XVI

Myra disparue !…

Lorsque ce cri retentit dans l’hôtel, il sembla qu’on n’en comprit pas d’abord la signification. Disparue ?… cela n’avait pas de sens… c’était invraisemblable…

Il y a une demi-heure, Mme Roderich et Marc étaient encore dans la chambre où Myra reposait sur son lit, déjà revêtue de son costume de voyage, calme, la respiration régulière, à faire croire qu’elle dormait. Un peu avant, elle avait pris quelque nourriture de la main de Marc…
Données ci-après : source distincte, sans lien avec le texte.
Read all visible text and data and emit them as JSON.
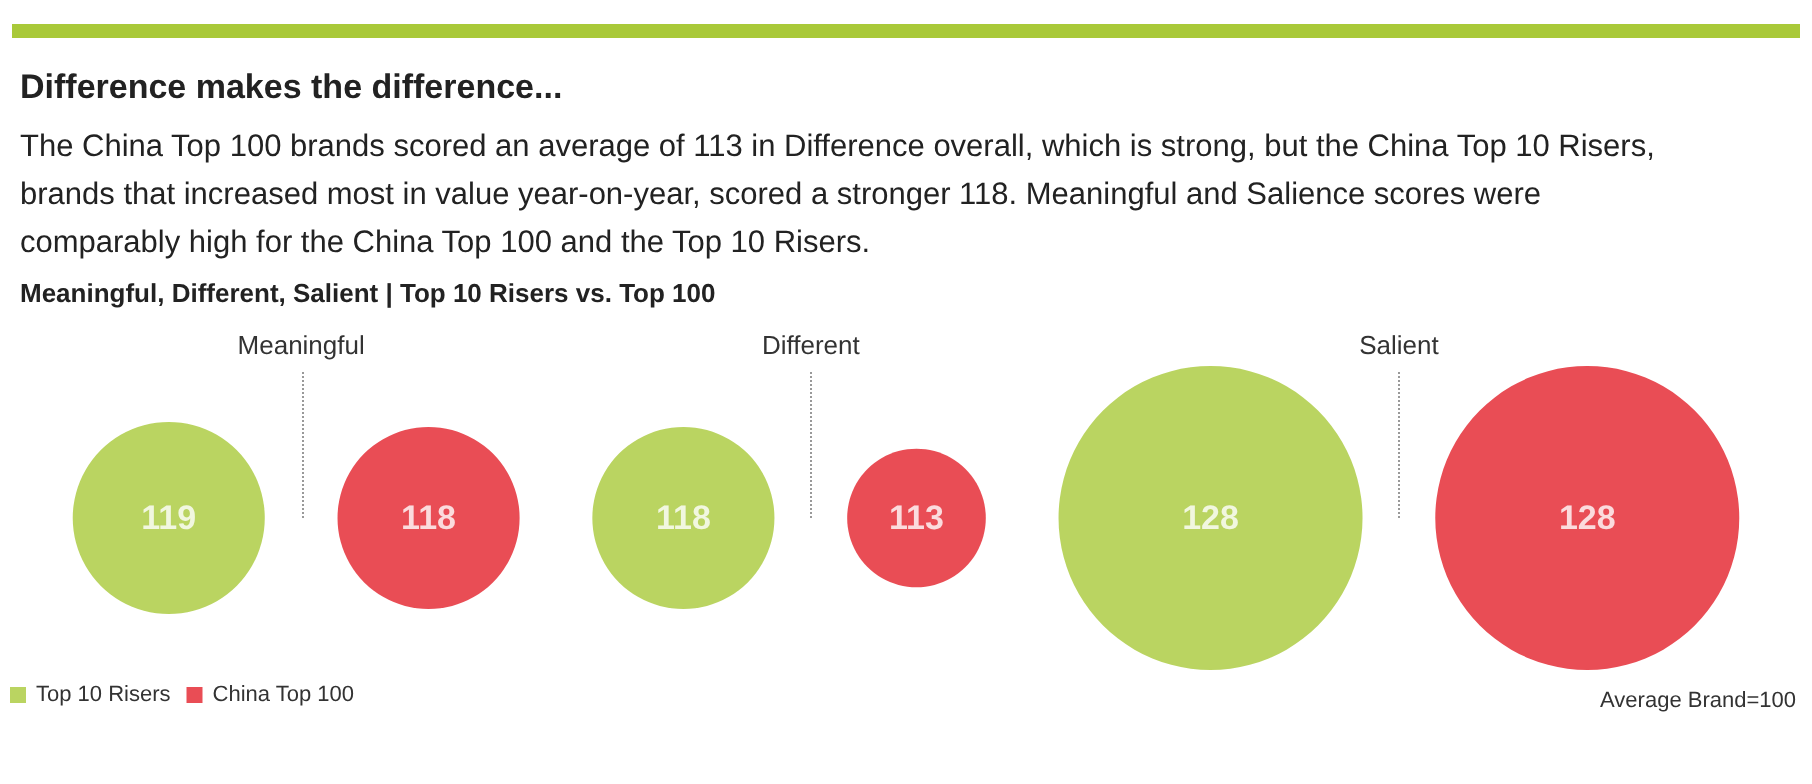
{
  "chart_data": {
    "type": "other",
    "title": "Difference makes the difference...",
    "subtitle": "The China Top 100 brands scored an average of 113 in Difference overall, which is strong, but the China Top 10 Risers, brands that increased most in value year-on-year, scored a stronger 118. Meaningful and Salience scores were comparably high for the China Top 100 and the Top 10 Risers.",
    "annotations": [
      "Meaningful, Different, Salient | Top 10 Risers vs. Top 100",
      "Average Brand=100"
    ],
    "categories": [
      "Meaningful",
      "Different",
      "Salient"
    ],
    "series": [
      {
        "name": "Top 10 Risers",
        "color": "#a9c939",
        "values": [
          119,
          118,
          128
        ]
      },
      {
        "name": "China Top 100",
        "color": "#e3202a",
        "values": [
          118,
          113,
          128
        ]
      }
    ],
    "data_labels": true,
    "legend": "bottom left"
  }
}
Le repas achevé, le docteur et mon frère étaient remontés afin de la transporter dans le landau… Ils ne la voient plus sur son lit… la chambre est vide…

« Myra ! » s’écrie Marc, en se précipitant vers la fenêtre…

La fenêtre est fermée, la porte aussi.

Aussitôt Mme Roderich accourt, puis le capitaine Haralan.

Et alors ce nom est jeté à travers l’hôtel :

« Myra… Myra ?… »

Que Myra n’ait pas répondu, cela se comprend, et ce n’est pas une réponse qu’on attend d’elle. Mais qu’elle ne soit plus dans sa chambre, comment l’expliquer ?… Est-il possible qu’elle ait quitté son lit… qu’elle ait traversé la chambre de sa mère, qu’elle ait descendu l’escalier, sans avoir été aperçue ?…

Je m’occupais à disposer les menus bagages dans le landau, lorsque les cris retentirent, et je remontai au premier étage.

Mon frère allait et venait, comme un fou, répétant d’une voix brisée :

« Myra… Myra ! »

« Myra ?… demandai-je. Que dis-tu… que veux-tu, Marc ?… »

Le docteur eut à peine la force de me répondre :

« Ma fille… disparue ! »

Il fallut déposer sur son lit Mme Roderich qui avait perdu connaissance.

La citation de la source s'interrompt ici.